Ласковое августовское солнце склонялось в зените, благостно проникая теплом и светом и в ближние боры, и в синий блеск речных вод, на переправе у торгового посада сновали от берега к берегу мелкие баркасы и плоскодонные лодки, развозя от кремника после базарного дня многочисленный люд, по Остожью — верховым москворецким лугам — лениво перемещались стада городских коров, нарядные купола церквей хвастали друг перед другом кровлей, но не видел того Даниил Александрович. На княжьем дворе, деля подсолнечную лузгу и переругиваясь, чирикали воробьи; видно, под самой оконницей, дуя горло, голубь ярился перед голубкой; злая муха, чуя осень, билась под потолком; кони стучали копытами в деревянный настил перед церковью Святого Михаила; какая-то баба звала Пашутку… И еще безмерные тысячи разных звуков доносились с уличной стороны сквозь растворенные настежь оконницы в княжеские покои. Князь их слышал, умилялся им и радовался последнему. Одни лишь слезы беззвучно скатывались по щекам Даниила.
«Вот плоды Твои… И не хочу иного…»
Бессильный, но благостный, будто в последней молитве оборотясь к иконостасу, лежал на вощеном полу князь всей этой пышной, звучной, чудной и обильной земли.
На дальней звоннице Данилова монастыря звонарь неуверенно, робко тронул билом колокола. Тут же ему откликнулись с церкви Спаса на Бору, с Николы Льняного… И стозвон сорока сороков Божиих московских храмов будто с неба сошел к Даниилу и наполнил сердце прощением и миром.
Бог был милостив.
Прежде чем окончательно помереть, Даниил Александрович как христианин принял схиму, причастился Святых Таинств, хоть одними глазами, молчаливо, но покаялся, в чем был грешен, и преставился на постного Ивана, в день Усекновения главы Господня Крестителя.
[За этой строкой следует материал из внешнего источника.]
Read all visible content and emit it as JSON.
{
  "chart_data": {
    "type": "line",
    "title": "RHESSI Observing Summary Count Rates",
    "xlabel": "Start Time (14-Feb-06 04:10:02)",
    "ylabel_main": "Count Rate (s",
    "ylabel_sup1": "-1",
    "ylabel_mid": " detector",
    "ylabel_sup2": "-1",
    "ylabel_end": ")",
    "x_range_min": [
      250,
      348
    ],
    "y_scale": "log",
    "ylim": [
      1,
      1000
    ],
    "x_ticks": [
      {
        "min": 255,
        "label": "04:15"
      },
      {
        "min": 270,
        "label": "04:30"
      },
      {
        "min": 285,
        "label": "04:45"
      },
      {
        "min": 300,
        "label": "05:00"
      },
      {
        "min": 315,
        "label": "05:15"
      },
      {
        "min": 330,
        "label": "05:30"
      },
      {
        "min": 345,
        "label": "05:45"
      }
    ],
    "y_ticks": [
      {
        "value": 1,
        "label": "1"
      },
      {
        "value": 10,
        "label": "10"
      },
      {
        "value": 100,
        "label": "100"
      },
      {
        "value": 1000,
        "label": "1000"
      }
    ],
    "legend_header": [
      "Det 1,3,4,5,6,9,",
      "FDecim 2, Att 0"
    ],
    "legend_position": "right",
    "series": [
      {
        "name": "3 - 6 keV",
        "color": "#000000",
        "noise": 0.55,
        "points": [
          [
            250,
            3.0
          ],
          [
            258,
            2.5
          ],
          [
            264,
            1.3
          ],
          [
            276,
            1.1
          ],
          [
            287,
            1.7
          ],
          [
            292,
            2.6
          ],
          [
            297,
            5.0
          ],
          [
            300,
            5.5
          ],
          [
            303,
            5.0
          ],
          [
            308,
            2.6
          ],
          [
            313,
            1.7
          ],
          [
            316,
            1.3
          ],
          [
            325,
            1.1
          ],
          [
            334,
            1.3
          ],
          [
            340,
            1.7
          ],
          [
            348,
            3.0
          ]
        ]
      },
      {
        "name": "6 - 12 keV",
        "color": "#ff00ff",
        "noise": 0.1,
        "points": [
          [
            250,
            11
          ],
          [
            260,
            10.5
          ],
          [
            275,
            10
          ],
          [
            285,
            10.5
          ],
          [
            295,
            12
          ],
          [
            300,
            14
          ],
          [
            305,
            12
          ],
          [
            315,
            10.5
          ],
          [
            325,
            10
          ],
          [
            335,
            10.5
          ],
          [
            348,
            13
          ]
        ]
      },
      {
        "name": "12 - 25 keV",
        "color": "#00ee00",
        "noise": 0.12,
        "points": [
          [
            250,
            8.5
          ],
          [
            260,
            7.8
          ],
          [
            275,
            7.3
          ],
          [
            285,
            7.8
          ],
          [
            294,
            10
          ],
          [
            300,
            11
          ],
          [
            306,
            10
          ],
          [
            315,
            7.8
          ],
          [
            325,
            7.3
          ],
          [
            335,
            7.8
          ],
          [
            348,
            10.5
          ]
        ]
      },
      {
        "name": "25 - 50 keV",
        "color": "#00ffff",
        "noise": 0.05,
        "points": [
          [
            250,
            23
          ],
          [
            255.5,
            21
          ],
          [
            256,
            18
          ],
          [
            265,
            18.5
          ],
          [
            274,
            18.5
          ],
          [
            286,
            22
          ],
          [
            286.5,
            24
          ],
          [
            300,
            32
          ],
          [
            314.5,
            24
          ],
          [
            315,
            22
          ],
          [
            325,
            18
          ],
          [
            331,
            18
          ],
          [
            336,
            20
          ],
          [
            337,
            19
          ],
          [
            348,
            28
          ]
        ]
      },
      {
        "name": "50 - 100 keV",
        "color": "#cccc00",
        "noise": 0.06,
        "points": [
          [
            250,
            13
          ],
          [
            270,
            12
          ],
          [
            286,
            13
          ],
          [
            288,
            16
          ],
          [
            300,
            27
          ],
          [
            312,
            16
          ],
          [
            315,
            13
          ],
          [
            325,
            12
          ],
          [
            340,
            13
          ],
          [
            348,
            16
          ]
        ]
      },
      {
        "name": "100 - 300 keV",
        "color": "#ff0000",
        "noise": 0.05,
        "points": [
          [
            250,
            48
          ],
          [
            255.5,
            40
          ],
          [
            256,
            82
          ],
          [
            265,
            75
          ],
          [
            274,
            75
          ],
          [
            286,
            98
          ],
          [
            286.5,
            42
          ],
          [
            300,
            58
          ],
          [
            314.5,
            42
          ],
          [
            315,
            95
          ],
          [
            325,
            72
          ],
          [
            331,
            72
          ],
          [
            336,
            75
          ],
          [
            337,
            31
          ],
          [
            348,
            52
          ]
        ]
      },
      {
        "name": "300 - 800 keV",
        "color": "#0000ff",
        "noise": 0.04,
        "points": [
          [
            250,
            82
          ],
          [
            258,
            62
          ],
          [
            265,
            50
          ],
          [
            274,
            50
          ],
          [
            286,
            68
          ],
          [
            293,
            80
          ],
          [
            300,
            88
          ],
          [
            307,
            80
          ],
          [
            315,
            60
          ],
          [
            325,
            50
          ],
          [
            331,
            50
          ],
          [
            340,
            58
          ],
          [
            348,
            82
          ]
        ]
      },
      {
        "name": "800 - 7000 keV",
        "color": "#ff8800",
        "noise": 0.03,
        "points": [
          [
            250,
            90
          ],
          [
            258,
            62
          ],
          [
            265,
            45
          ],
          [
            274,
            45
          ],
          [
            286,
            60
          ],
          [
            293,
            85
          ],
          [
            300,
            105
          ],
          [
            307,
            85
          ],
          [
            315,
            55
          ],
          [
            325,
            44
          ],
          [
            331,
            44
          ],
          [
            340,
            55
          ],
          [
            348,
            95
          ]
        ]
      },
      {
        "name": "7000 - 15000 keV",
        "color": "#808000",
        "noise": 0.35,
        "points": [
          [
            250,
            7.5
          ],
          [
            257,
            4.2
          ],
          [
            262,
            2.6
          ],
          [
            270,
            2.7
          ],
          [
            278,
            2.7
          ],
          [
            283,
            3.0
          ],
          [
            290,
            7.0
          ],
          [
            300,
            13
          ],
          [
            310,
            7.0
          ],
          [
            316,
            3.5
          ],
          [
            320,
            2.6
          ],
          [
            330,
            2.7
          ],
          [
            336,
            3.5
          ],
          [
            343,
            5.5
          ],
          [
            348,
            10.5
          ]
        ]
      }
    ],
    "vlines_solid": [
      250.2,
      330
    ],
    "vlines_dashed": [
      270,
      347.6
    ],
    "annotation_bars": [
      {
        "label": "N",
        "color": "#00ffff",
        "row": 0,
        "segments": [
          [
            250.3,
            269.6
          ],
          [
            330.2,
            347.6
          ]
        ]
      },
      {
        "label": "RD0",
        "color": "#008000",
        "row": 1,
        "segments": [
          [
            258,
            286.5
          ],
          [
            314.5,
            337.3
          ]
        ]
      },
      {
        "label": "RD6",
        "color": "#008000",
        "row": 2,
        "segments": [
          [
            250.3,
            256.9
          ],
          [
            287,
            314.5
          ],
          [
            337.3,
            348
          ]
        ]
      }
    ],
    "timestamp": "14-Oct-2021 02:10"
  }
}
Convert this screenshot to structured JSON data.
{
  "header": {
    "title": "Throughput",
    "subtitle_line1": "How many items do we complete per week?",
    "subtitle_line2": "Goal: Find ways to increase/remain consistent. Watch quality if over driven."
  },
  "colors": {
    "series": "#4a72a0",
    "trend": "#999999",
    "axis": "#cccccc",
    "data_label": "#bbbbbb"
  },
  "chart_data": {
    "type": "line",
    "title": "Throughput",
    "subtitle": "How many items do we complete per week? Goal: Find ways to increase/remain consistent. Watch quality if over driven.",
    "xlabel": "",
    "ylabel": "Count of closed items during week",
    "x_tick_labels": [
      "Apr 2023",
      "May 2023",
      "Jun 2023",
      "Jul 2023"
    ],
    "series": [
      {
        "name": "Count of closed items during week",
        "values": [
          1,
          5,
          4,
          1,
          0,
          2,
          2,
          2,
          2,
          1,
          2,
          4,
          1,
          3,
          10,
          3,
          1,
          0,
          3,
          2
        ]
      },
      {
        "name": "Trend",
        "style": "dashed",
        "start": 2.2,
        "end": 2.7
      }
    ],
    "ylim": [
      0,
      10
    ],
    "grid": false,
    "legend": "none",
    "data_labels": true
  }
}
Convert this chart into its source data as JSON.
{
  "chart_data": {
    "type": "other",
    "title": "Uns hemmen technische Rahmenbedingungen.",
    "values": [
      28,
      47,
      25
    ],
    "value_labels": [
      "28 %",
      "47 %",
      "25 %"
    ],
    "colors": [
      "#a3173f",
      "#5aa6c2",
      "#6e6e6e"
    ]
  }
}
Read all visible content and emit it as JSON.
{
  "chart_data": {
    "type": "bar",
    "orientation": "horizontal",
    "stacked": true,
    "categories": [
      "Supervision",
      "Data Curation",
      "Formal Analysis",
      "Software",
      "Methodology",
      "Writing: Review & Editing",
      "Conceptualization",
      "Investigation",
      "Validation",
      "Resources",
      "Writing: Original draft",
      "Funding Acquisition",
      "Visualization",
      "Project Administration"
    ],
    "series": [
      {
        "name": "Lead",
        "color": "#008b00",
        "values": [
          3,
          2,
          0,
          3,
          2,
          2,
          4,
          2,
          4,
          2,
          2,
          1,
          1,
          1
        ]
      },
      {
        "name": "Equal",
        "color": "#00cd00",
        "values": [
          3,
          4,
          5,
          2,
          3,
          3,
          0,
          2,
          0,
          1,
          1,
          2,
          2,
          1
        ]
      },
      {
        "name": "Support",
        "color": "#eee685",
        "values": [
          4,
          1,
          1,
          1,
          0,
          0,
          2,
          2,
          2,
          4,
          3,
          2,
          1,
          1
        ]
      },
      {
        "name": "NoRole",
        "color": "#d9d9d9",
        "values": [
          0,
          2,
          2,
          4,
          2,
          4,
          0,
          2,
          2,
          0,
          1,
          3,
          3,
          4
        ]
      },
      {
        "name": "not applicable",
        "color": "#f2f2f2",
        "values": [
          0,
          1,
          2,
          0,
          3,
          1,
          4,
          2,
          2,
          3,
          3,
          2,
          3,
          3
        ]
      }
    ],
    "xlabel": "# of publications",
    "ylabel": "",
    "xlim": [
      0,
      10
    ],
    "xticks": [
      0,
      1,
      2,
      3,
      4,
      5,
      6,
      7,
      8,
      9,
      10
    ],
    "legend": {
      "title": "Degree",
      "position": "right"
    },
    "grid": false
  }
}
То ли боясь без присмотра оставить Переяславль, то ли по какой иной причине Юрий хоронить отца не приехал.
Еще недавно сам сподобившись загадать отцу загадку, которую тот так и не отгадал, Иван, наверное впервые, у гроба неотрывно глядел на упокоившееся лицо родителя, словно пытаясь проникнуть в великую тайну его преждевременной смерти. Тайну, которую ему предстояло разгадывать целую жизнь.
Шел одна тысяча триста третий год. Открывшись небесным знамением, новый век сулил неведомые и ужасные потрясения. Скорбь на Москве стояла великая. И грядущее было дико.